What this suggests, in a nutshell, is that the Keynesian “pump priming” of deficit-financed government spending in North America, Europe and Japan to shift economies into higher gear worked. And conversely, central bank monetary policy of re-jigging interest rates has been of only modest help, or downright dangerous.

We have to face the fact that the era of easy money has been accompanied by bubbles in commodities (everything from spiralling fuel costs to repeated developing-world food shortages), then housing, and now stocks. At their current highs, the S&P 500 and the Dow Jones are hardly reflective of real-world economic conditions, and are poised for a tumble. In short, sustained cheap money — and our latest experience with it was intended to be short-lived — distorts economic decision making.

The deep-discount mortgage financing unleashed by the U.S. Fed in the early 2000s merely replaced the calamitous panic-buying of stocks in the dot-com era with the ultimately catastrophic panic buying of America’s epic residential real estate bubble of 2002-‘06.

Canadians and Americans also seized on cheap money as a means of making ends meet. Just as Athens, finding Greece’s cradle-to-grave social safety programs increasingly unaffordable, turned to heavy external borrowing, a North American middle class enduring a 30-year pay freeze was compelled to finance everyday expenses with credit.
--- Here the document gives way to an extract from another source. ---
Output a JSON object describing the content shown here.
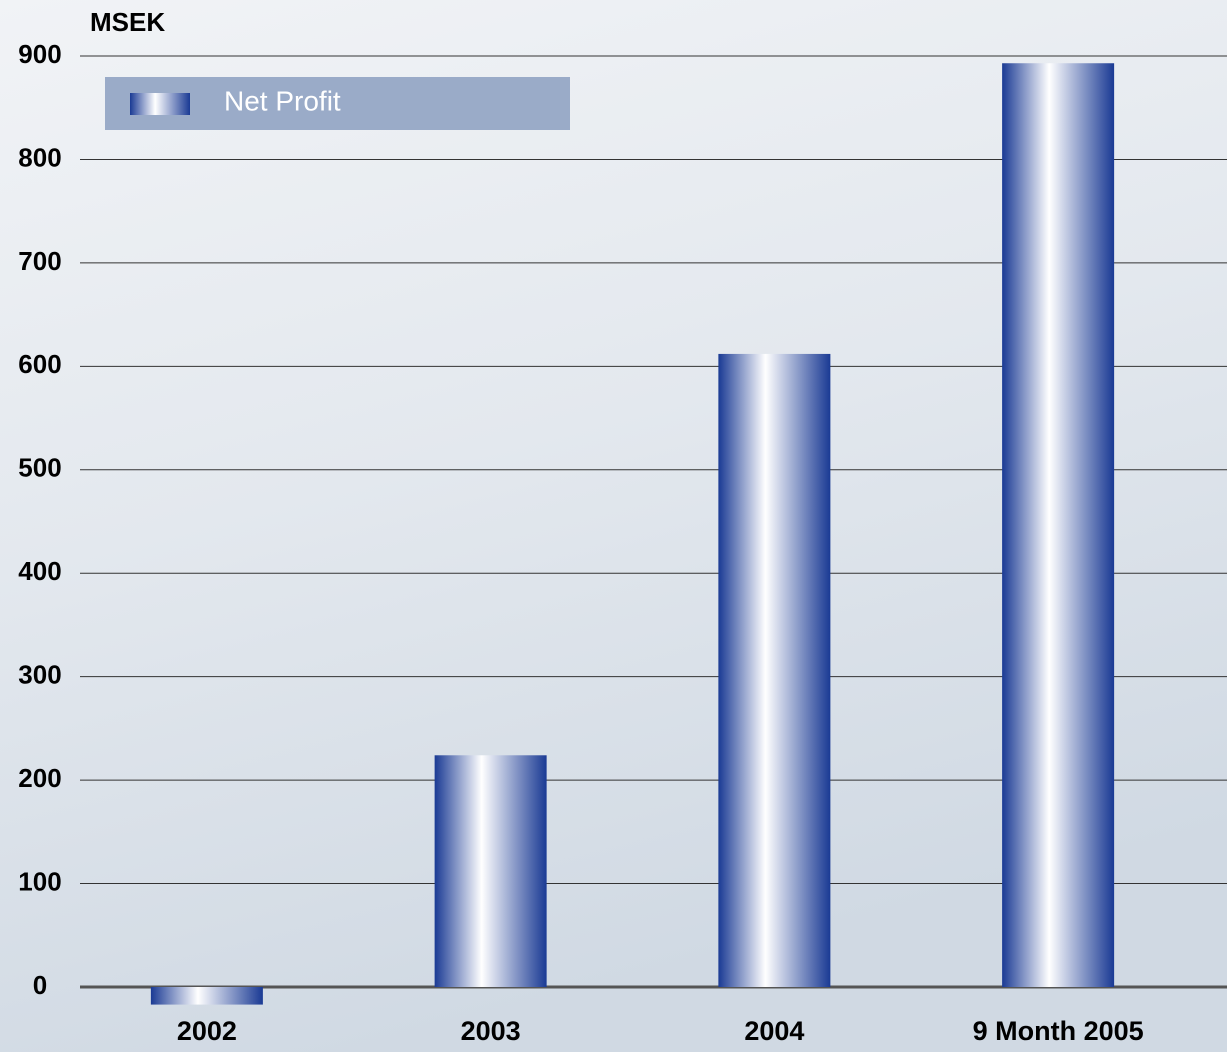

Yes, there was excess personal spending, notably in the Vancouver and Toronto housing markets. But for most over-indebted Canadians in an era of spiralling fuel, tuition and other costs, and only stagnant income with which to cope, maxing out on credit cards and the credit lines that banks were eager to offer became an irresistible means of funding everyday needs like new clothes that kids had outgrown.
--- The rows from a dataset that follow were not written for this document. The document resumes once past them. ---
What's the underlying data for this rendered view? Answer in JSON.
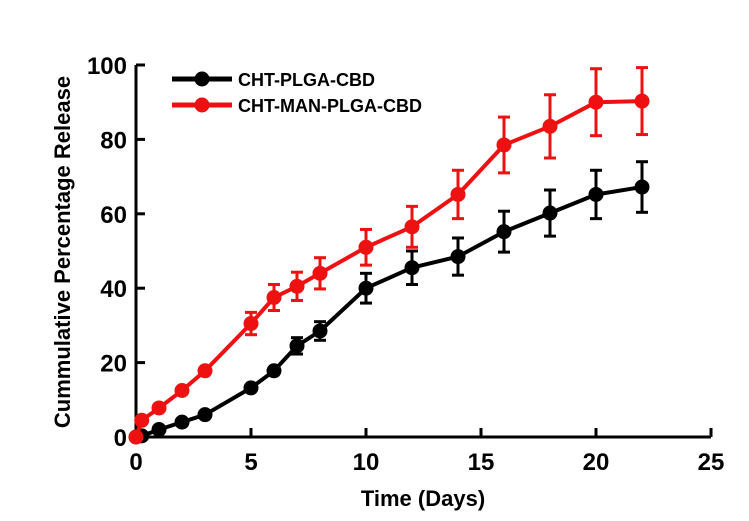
{
  "chart_data": {
    "type": "line",
    "title": "",
    "xlabel": "Time (Days)",
    "ylabel": "Cummulative Percentage Release",
    "xlim": [
      0,
      25
    ],
    "ylim": [
      0,
      100
    ],
    "xticks": [
      "0",
      "5",
      "10",
      "15",
      "20",
      "25"
    ],
    "yticks": [
      "0",
      "20",
      "40",
      "60",
      "80",
      "100"
    ],
    "grid": false,
    "legend_position": "top-left",
    "series": [
      {
        "name": "CHT-PLGA-CBD",
        "color": "#000000",
        "x": [
          0,
          0.25,
          1,
          2,
          3,
          5,
          6,
          7,
          8,
          10,
          12,
          14,
          16,
          18,
          20,
          22
        ],
        "y": [
          0,
          0.3,
          2.0,
          4.0,
          6.0,
          13.2,
          17.8,
          24.5,
          28.5,
          40.0,
          45.5,
          48.5,
          55.2,
          60.2,
          65.2,
          67.2
        ],
        "error": [
          0,
          0,
          0,
          0,
          0,
          0,
          0,
          2.2,
          2.5,
          4.0,
          4.5,
          5.0,
          5.5,
          6.2,
          6.5,
          6.8
        ]
      },
      {
        "name": "CHT-MAN-PLGA-CBD",
        "color": "#ee1111",
        "x": [
          0,
          0.25,
          1,
          2,
          3,
          5,
          6,
          7,
          8,
          10,
          12,
          14,
          16,
          18,
          20,
          22
        ],
        "y": [
          0,
          4.5,
          7.8,
          12.5,
          17.8,
          30.5,
          37.5,
          40.5,
          44.0,
          51.0,
          56.5,
          65.2,
          78.5,
          83.5,
          90.0,
          90.3
        ],
        "error": [
          0,
          0,
          0,
          0,
          0,
          3.0,
          3.5,
          3.8,
          4.2,
          4.8,
          5.5,
          6.5,
          7.5,
          8.5,
          9.0,
          9.0
        ]
      }
    ]
  }
}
If low interest rates are such a balm, one has to ask why Japanese GDP has stagnated during the past two decades of near-zero Japanese borrowing costs. Persistent low interest rates have also exacted an obvious toll on the fixed-income population. And that’s not just seniors. Investors have practically been forced to buy over-valued stocks and dicey Cypriot bonds offering double-digit yields, when safe interest-income investments are a losing bet after inflation.
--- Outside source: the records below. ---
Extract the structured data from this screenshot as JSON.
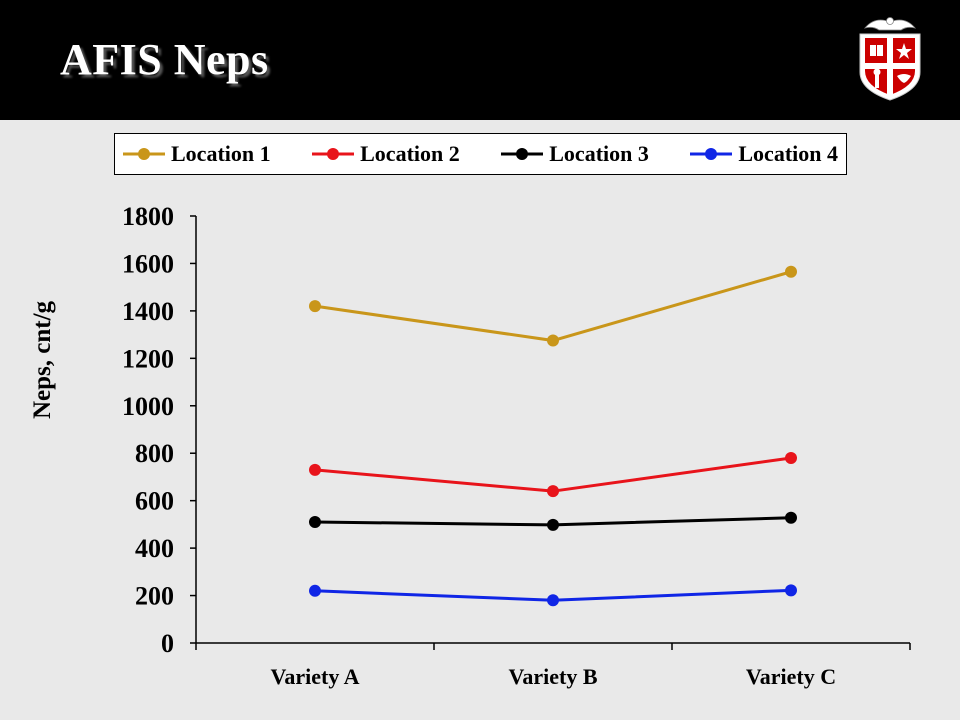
{
  "slide": {
    "title": "AFIS Neps"
  },
  "chart_data": {
    "type": "line",
    "categories": [
      "Variety A",
      "Variety B",
      "Variety C"
    ],
    "series": [
      {
        "name": "Location 1",
        "color": "#c9961a",
        "values": [
          1420,
          1275,
          1565
        ]
      },
      {
        "name": "Location 2",
        "color": "#e8141b",
        "values": [
          730,
          640,
          780
        ]
      },
      {
        "name": "Location 3",
        "color": "#000000",
        "values": [
          510,
          498,
          528
        ]
      },
      {
        "name": "Location 4",
        "color": "#1026e6",
        "values": [
          220,
          180,
          222
        ]
      }
    ],
    "ylabel": "Neps, cnt/g",
    "ylim": [
      0,
      1800
    ],
    "yticks": [
      0,
      200,
      400,
      600,
      800,
      1000,
      1200,
      1400,
      1600,
      1800
    ],
    "legend": "top",
    "grid": false
  },
  "logo": {
    "icon": "university-shield-seal-icon",
    "colors": [
      "#cc0000",
      "#ffffff",
      "#000000"
    ]
  }
}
That has pushed a generation of investors into riskier investments, including over-priced property and Facebook and Apple stock, which trade at outrageous price-to-earnings multiples. “Frothiness is back as investors search for higher returns, whether in junk bonds, African government debt or the new ‘structured credit’ products dreamt up by the same investment banks that sliced up mortgages in the bubble years,” notes The Economist in a recent editorial on the flaws of the cheap-money orthodoxy.

Cheap money is supposed to spur business investment, and historically it has. But global business uncertainty is such that companies that do borrow have been using the funds to buy back their own stock, pay higher dividends, roll over existing debt at more favourable terms, or build up a cash cushion against a feared encore of the credit crunch. They’ve used the funds from corporate bond sales for everything but boosting budgets for R&D and new-product development, plant expansion, and job creation. In the U.S. alone, publicly traded companies are hoarding $1.8 trillion in idle cash.

There’s no question we’ve not been well served by this unusually long era of low interest rates. Look around at the weak economic growth and chronic high unemployment in most of the world’s major economies that have lived by the mantra of cheap money, and the argument for low rates lacks, well, currency.